When dealing with emotional baggage, it’s best to pack light. 

An amusing and life-affirming travel memoir, concluding with tips for managing depressive episodes. 

Keith Foskett refused to let his dark mood define his limitations. Unknowingly suffering with depression, he took to hiking the wilds of Scotland to face the inner demons that threatened to gnaw him to the bone. From the craggy Highlands of the Cape Wrath Trail and West Highland Way, to the canals criss-crossing the low country, 600 miles of unforgiving hiking terrain called his name. 

Keith repositioned his compass to what really matters in life. As laughter became his traveling companion, he discovered that when dealing with emotional baggage, it’s best to pack light. Pushing his mind and body past breaking point, his journey could set a brave new course for coping with depression. 

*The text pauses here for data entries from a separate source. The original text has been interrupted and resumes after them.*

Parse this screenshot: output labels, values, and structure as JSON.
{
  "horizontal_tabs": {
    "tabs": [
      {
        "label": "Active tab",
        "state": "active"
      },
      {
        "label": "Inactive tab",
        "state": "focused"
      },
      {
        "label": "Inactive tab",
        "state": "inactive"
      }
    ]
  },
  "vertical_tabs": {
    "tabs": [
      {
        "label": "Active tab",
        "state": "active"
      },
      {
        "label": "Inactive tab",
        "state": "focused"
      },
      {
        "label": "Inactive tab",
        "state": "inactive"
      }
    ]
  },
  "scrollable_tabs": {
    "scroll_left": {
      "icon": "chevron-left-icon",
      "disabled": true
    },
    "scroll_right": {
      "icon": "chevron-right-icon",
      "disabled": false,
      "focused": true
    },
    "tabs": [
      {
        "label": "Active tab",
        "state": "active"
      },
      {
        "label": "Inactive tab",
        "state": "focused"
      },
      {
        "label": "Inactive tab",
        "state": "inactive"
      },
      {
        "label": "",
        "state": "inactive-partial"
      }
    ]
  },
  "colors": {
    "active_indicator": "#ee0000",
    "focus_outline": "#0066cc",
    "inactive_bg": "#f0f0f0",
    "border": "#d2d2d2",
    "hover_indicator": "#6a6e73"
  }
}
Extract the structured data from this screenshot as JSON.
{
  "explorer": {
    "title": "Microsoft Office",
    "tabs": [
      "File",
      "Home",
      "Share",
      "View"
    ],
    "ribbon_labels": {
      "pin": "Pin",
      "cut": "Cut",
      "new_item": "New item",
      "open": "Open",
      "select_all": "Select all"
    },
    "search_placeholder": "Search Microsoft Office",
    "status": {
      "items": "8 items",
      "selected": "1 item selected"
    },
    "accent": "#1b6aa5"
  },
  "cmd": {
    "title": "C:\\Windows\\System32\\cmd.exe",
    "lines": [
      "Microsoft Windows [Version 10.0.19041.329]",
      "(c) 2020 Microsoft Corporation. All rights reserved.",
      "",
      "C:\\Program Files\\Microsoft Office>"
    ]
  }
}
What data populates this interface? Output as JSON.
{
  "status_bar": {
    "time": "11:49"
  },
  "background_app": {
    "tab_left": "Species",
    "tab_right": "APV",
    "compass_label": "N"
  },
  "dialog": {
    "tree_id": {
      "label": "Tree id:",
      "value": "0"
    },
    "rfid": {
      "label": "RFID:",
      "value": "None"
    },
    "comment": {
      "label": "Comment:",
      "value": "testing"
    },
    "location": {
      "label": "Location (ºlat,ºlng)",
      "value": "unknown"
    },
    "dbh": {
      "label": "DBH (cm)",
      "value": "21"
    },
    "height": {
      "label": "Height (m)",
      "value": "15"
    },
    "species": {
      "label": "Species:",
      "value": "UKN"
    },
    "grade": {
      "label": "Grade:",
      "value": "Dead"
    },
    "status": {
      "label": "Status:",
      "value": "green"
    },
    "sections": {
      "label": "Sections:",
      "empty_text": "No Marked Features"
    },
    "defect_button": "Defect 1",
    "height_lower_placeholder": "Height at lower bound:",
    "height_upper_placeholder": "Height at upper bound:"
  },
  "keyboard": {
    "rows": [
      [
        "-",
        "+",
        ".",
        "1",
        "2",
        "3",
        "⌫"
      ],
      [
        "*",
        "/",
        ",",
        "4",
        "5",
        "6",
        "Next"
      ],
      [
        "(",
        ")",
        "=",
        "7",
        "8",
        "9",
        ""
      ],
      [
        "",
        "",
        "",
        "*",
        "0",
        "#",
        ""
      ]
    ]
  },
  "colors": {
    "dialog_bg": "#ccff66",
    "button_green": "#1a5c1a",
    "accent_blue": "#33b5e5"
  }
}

Battling ferocious weather, the ubiquitous Scottish midge, strange-sounding local delicacies and substandard TV sets, this is one man’s battle to conquer the wilds of Scotland, and his own psychological demons.  

©2018 Keith Foskett (P)2018 Keith Foskett

Critic Reviews

"It’s hard not to admire Keith Foskett for what he achieves in this book. But he does not take himself too seriously either, and handles the weight of the subject matter with humility and a good dose of humour. This is a bold and important book which I genuinely hope will appeal to a wide audience." (James Roddie, The Great Outdoors Magazine

"As well as the details of his walk, Keith captures the feeling of being on a long walk well - both the joys and the tribulations. His sense of humour comes through too, and he’s not afraid of laughing at himself. This makes for an entertaining book that also has a serious undertone. It’s a welcome addition to the literature of long-distance walking." (Chris Townsend, The Great Outdoors Magazine)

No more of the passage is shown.